No dia 19 de maio, sexta-feira, a ABES, por meio de sua Câmara Temática de Prestação de Serviços e Relacionamento com Clientes, com apoio da ABES Seção Bahia promoverá, em Salvador/BA, o Simpósio de Gestão de Saneamento Ambiental em Áreas de Vulnerabilidade Socioambiental.

A programação completa e informações para inscrições estão aqui.

O encontro reunirá representantes de empresas de saneamento, prestadoras de serviço e do Banco Mundial para discutir os desafios e casos de sucesso de operacionalização dos pilares do saneamento ambiental – água, esgoto, drenagem e resíduos sólidos –  em áreas de risco e baixa renda.

Cristovão José Silva, gerente de Departamento da Cia de Saneamento Básico do Estado de São Paulo – SABESP, é um dos palestrantes do evento.
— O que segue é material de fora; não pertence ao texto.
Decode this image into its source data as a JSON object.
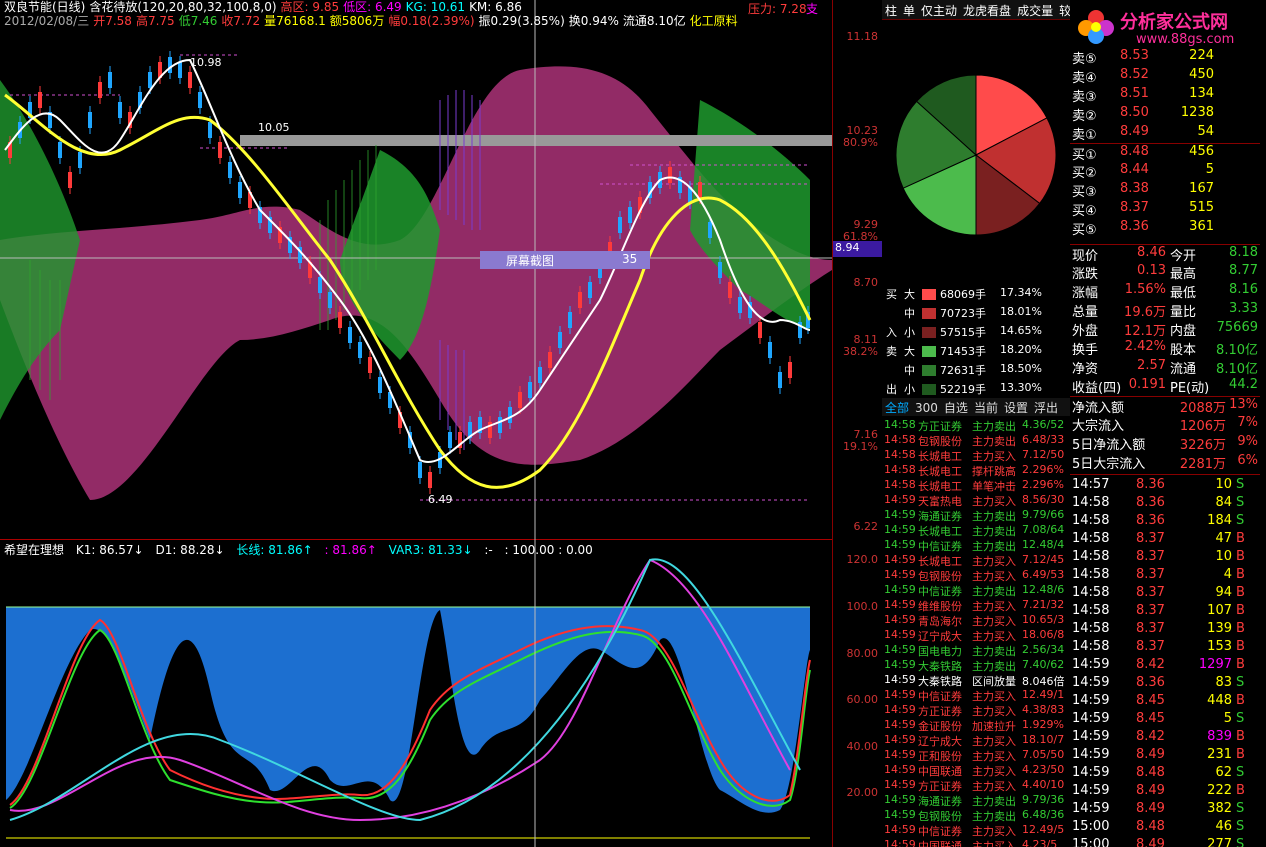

Ele vai abordar o tema “Regularização dos serviços de água e esgoto em núcleos de baixa renda pela modalidade de contratos de performance”?

Na entrevista a seguir, o especialista expõe sua visão sobre o assunto.

ABES Notícias – Qual a importância do evento e da discussão acerca do tema de sua apresentação: Regularização dos serviços de água e esgoto em núcleos de baixa renda pela modalidade de contratos de “performance”?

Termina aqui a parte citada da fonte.